Allerdings muß ich hierzu anmerken, daß mir selbst selten jemand begegnet ist, der diesem Schluß, der aufgrund der Körperhaltung gezogen wurde, gerecht wurde. Meistens sind Arroganz und Überheblichkeit eher gespielt, um der Umwelt nicht die eigene Unsicherheit zur Schau zu stellen. Möglicherweise will derjenige auch in sich selbst das ihm fehlende Gefühl der Sicherheit erzeugen.

Zwischen diesen beiden Haltungen liegt die neutrale, aufrechte Haltung. Menschen, die aufrecht, wobei ich hiermit aber nicht übertrieben gestreckt meine, gehen oder stehen, müssen keine Selbstsicherheit zur Schau stellen und sind auch nicht unsicher. Sie „ruhen in sich“. Wenn dieser Gang noch mit einem offenen, lebendigen Blick kombiniert ist, sind sie sicherlich eine sehr angenehme Erscheinung.

Für den Gang gilt in Bezug auf den Körperschwerpunkt das Gleiche wie für das Stehen. Der Gang ist aber eine komplexe Bewegungsabfolge, in der sich demzufolge auch gute körpersprachliche Interpretationsansätze finden lassen.

Grundsätzlich kann man auch hier wieder die Lage des Körperschwerpunktes zur Interpretation heranziehen. Allerdings mit dem Unterschied, daß sich bestimmte Schwerpunktslagen zwangsläufig auf die Art der möglichen Fortbewegung auswirken. So ist es zum Beispiel kaum möglich, nach hinten geneigt besonders schnell zu gehen. Vielmehr verstärkt dies den Eindruck, sich die Dinge erst mal von oben, unter gemessener Distanz, zu betrachten und eigene Aktivitäten nicht zu überstürzen.

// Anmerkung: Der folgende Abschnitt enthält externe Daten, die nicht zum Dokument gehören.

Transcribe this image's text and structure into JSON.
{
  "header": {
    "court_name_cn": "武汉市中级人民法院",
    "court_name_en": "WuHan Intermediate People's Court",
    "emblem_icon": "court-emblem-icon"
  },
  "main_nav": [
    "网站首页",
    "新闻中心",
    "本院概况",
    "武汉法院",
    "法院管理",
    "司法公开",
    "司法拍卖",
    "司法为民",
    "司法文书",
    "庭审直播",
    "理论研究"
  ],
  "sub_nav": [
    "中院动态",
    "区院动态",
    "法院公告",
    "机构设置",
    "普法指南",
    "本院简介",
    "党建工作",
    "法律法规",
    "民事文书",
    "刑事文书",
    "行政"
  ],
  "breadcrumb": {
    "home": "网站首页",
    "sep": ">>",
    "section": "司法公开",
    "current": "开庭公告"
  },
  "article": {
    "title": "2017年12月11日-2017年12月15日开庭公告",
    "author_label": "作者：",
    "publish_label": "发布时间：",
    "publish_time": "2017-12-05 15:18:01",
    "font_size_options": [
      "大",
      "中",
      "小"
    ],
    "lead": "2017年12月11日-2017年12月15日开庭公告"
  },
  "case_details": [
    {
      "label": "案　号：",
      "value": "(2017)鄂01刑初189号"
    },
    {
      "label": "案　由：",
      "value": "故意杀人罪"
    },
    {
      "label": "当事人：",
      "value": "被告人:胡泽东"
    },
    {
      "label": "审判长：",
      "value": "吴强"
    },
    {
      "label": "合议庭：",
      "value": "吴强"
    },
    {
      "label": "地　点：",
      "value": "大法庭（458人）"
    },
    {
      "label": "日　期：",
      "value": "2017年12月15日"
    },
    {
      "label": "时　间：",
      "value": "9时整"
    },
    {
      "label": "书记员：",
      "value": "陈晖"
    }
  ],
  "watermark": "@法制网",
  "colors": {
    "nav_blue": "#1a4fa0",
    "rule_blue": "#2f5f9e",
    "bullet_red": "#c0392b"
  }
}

Als weiteres Gangmerkmal kann man die Länge der Schritte ansehen. Ein Mensch, der weitausgreifende Schritte macht, kommt schneller voran als jemand, der kleinere Schritte macht. Allerdings ist diese Art zu laufen aber anstrengender und riskanter. Die Gefahr zu stolpern ist größer, als wenn man vorsichtig und mit kleinen Schritten die Umgebung „ertastet“. Dieses Merkmal läßt auf den Charakter schließen: Ein solcher Mensch wird sich sicher nicht gern mit Details aufhalten sondern die großen Zusammenhänge im Auge behalten. Er schreitet selbstsicher auf ein bestimmtes Ziel zu. Feinarbeiten sind für ihn wahrscheinlich nur Zeitverschwendung, und er riskiert es auch einmal „größere Sprünge“ zu machen, wenn er dadurch etwas einspart. Möglicherweise entgeht ihm bei dieser Art sich fortzubewegen etwas, aber das berührt ihn kaum.

Anders hingegen derjenige, der sich mit kleinen Schritten fortbewegt. Wahrscheinlich wird es ihm schwerfallen, schnell große Entscheidungen zu fällen, aus Angst etwas Falsches zu tun.